Pre- and postnatal maternal depressive symptoms associate with white matter integrity in 5-year-olds in sex-specific manner
Biol Psychiatry. 2023 May 21:S0006-3223(23)01301-X. doi: 10.1016/j.biopsych.2023.05.014. Online ahead of print.
ABSTRACT
BACKGROUND: Pre- and postnatal maternal psychological distress predicts various detrimental consequences on social, behavioural, and cognitive development of the offspring and especially in girls. Maturation of white matter (WM) continues from prenatal development into adulthood and is thus susceptible to exposures both before and after birth.
METHODS: White matter microstructural features of 130 five-year-olds (mean 5.36, 5.04-5.79 years; 63 girls) and their association with maternal pre- and postnatal depressive and anxiety symptoms were investigated with diffusion tensor imaging, tract-based spatial statistics, and regression analyses. Maternal questionnaires were collected during 1st, 2nd, and 3rd trimesters and at 3, 6 and 12 months postpartum with Edinburgh Postnatal Depression Scale (EPDS) for depressive symptoms and Symptom Checklist -90 (SCL-90) for general anxiety. The covariates included child’s sex, child’s age, maternal pre-pregnancy body mass index, maternal age, socio-economic status, and exposures to smoking, selective serotonin reuptake inhibitors, and synthetic glucocorticoids during pregnancy.

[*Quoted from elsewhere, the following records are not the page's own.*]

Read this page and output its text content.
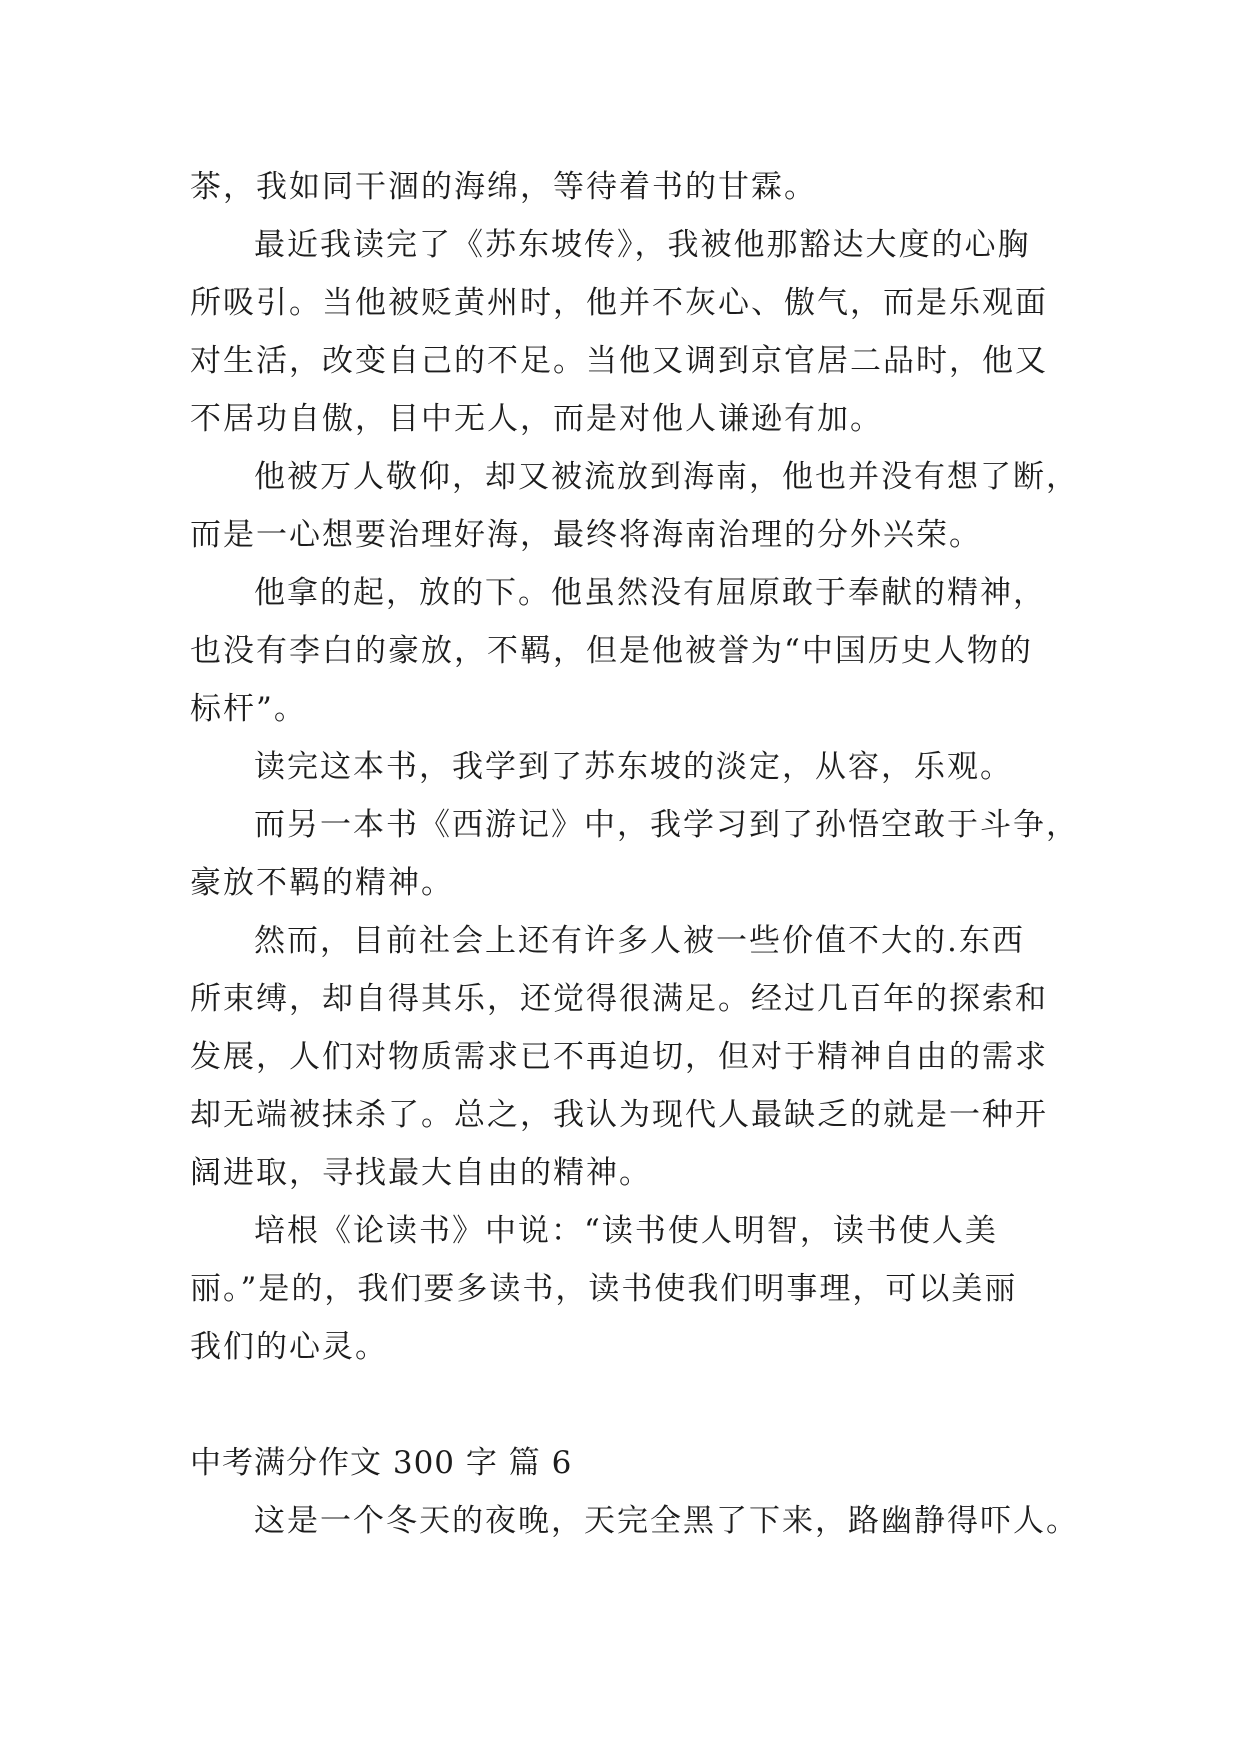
茶，我如同干涸的海绵，等待着书的甘霖。
最近我读完了《苏东坡传》，我被他那豁达大度的心胸
所吸引。当他被贬黄州时，他并不灰心、傲气，而是乐观面
对生活，改变自己的不足。当他又调到京官居二品时，他又
不居功自傲，目中无人，而是对他人谦逊有加。
他被万人敬仰，却又被流放到海南，他也并没有想了断，
而是一心想要治理好海，最终将海南治理的分外兴荣。
他拿的起，放的下。他虽然没有屈原敢于奉献的精神，
也没有李白的豪放，不羁，但是他被誉为“中国历史人物的
标杆”。
读完这本书，我学到了苏东坡的淡定，从容，乐观。
而另一本书《西游记》中，我学习到了孙悟空敢于斗争，
豪放不羁的精神。
然而，目前社会上还有许多人被一些价值不大的.东西
所束缚，却自得其乐，还觉得很满足。经过几百年的探索和
发展，人们对物质需求已不再迫切，但对于精神自由的需求
却无端被抹杀了。总之，我认为现代人最缺乏的就是一种开
阔进取，寻找最大自由的精神。
培根《论读书》中说：“读书使人明智，读书使人美
丽。”是的，我们要多读书，读书使我们明事理，可以美丽
我们的心灵。
中考满分作文 300 字 篇 6
这是一个冬天的夜晚，天完全黑了下来，路幽静得吓人。
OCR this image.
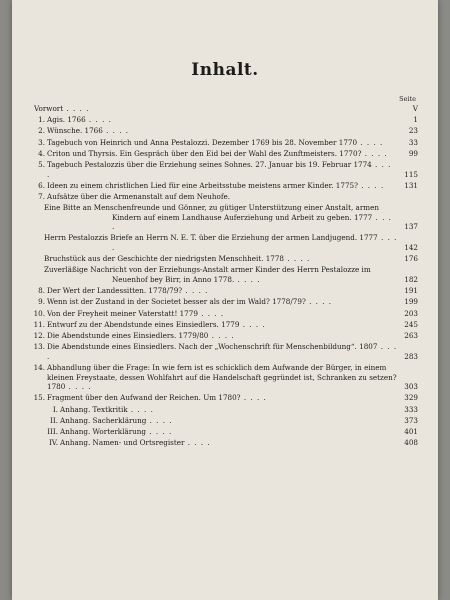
Inhalt.
Seite
Vorwort . . . .	V
1. Agis. 1766 . . . .	1
2. Wünsche. 1766 . . . .	23
3. Tagebuch von Heinrich und Anna Pestalozzi. Dezember 1769 bis 28. November 1770 . . . .	33
4. Criton und Thyrsis. Ein Gespräch über den Eid bei der Wahl des Zunftmeisters. 1770? . . . .	99
5. Tagebuch Pestalozzis über die Erziehung seines Sohnes. 27. Januar bis 19. Februar 1774 . . . .	115
6. Ideen zu einem christlichen Lied für eine Arbeitsstube meistens armer Kinder. 1775? . . . .	131
7. Aufsätze über die Armenanstalt auf dem Neuhofe.
Eine Bitte an Menschenfreunde und Gönner, zu gütiger Unterstützung einer Anstalt, armen Kindern auf einem Landhause Auferziehung und Arbeit zu geben. 1777 . . . .	137
Herrn Pestalozzis Briefe an Herrn N. E. T. über die Erziehung der armen Landjugend. 1777 . . . .	142
Bruchstück aus der Geschichte der niedrigsten Menschheit. 1778 . . . .	176
Zuverläßige Nachricht von der Erziehungs-Anstalt armer Kinder des Herrn Pestalozze im Neuenhof bey Birr, in Anno 1778. . . . .	182
8. Der Wert der Landessitten. 1778/79? . . . .	191
9. Wenn ist der Zustand in der Societet besser als der im Wald? 1778/79? . . . .	199
10. Von der Freyheit meiner Vaterstatt! 1779 . . . .	203
11. Entwurf zu der Abendstunde eines Einsiedlers. 1779 . . . .	245
12. Die Abendstunde eines Einsiedlers. 1779/80 . . . .	263
13. Die Abendstunde eines Einsiedlers. Nach der „Wochenschrift für Menschenbildung“. 1807 . . . .	283
14. Abhandlung über die Frage: In wie fern ist es schicklich dem Aufwande der Bürger, in einem kleinen Freystaate, dessen Wohlfahrt auf die Handelschaft gegründet ist, Schranken zu setzen? 1780 . . . .	303
15. Fragment über den Aufwand der Reichen. Um 1780? . . . .	329
I. Anhang. Textkritik . . . .	333
II. Anhang. Sacherklärung . . . .	373
III. Anhang. Worterklärung . . . .	401
IV. Anhang. Namen- und Ortsregister . . . .	408
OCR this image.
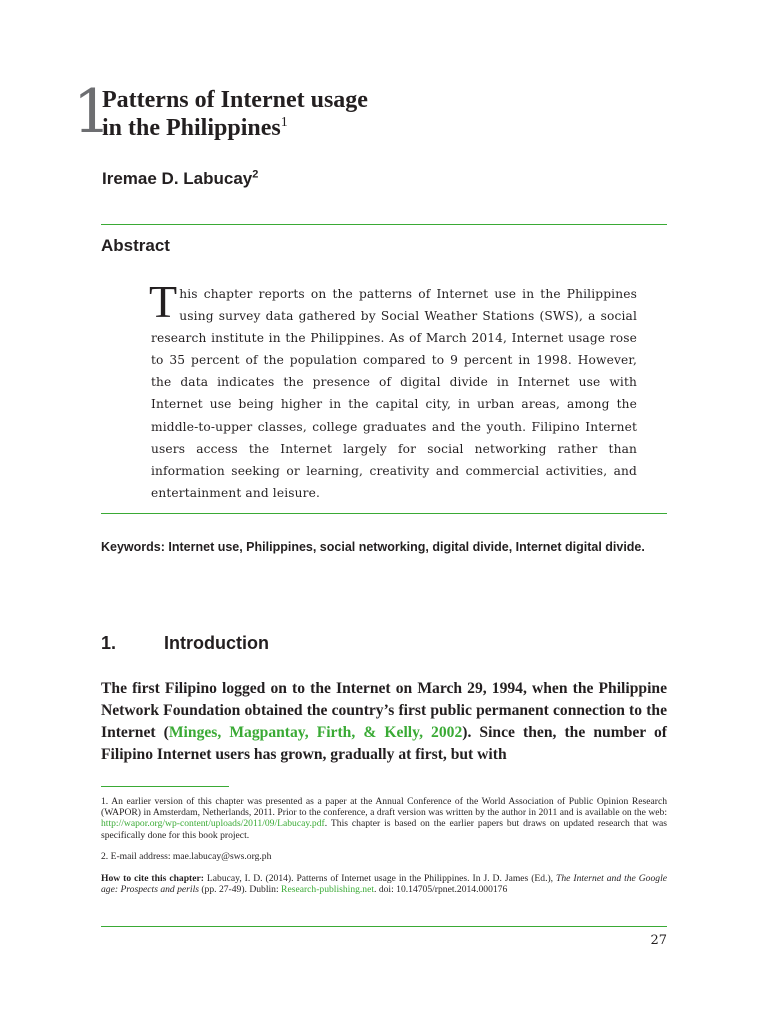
1
Patterns of Internet usage
in the Philippines$^1$
Iremae D. Labucay$^2$
Abstract
This chapter reports on the patterns of Internet use in the Philippines using survey data gathered by Social Weather Stations (SWS), a social research institute in the Philippines. As of March 2014, Internet usage rose to 35 percent of the population compared to 9 percent in 1998. However, the data indicates the presence of digital divide in Internet use with Internet use being higher in the capital city, in urban areas, among the middle-to-upper classes, college graduates and the youth. Filipino Internet users access the Internet largely for social networking rather than information seeking or learning, creativity and commercial activities, and entertainment and leisure.
Keywords: Internet use, Philippines, social networking, digital divide, Internet digital divide.
1.	Introduction
The first Filipino logged on to the Internet on March 29, 1994, when the Philippine Network Foundation obtained the country’s first public permanent connection to the Internet (Minges, Magpantay, Firth, & Kelly, 2002). Since then, the number of Filipino Internet users has grown, gradually at first, but with
1. An earlier version of this chapter was presented as a paper at the Annual Conference of the World Association of Public Opinion Research (WAPOR) in Amsterdam, Netherlands, 2011. Prior to the conference, a draft version was written by the author in 2011 and is available on the web: http://wapor.org/wp-content/uploads/2011/09/Labucay.pdf. This chapter is based on the earlier papers but draws on updated research that was specifically done for this book project.
2. E-mail address: mae.labucay@sws.org.ph
How to cite this chapter: Labucay, I. D. (2014). Patterns of Internet usage in the Philippines. In J. D. James (Ed.), The Internet and the Google age: Prospects and perils (pp. 27-49). Dublin: Research-publishing.net. doi: 10.14705/rpnet.2014.000176
27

RESULTS: Prenatal 2nd trimester EPDS scores were positively associated with fractional anisotropy (FA) in boys (p<0.05, 5000 permutations) after controlling for EPDS scores 3 months postpartum. In contrast, postpartum EPDS scores at 3 months correlated negatively with FA (p<0.01, 5000 permutations) in widespread areas only in girls after controlling for prenatal 2nd trimester EPDS scores. Perinatal anxiety was not associated with WM structure.
CONCLUSION: These results suggest that pre- and postnatal maternal psychological distress associates with brain WM tract developmental alterations in a sex and timing-dependent manner. Future studies including behavioural data are required to consolidate associative outcomes for these alterations.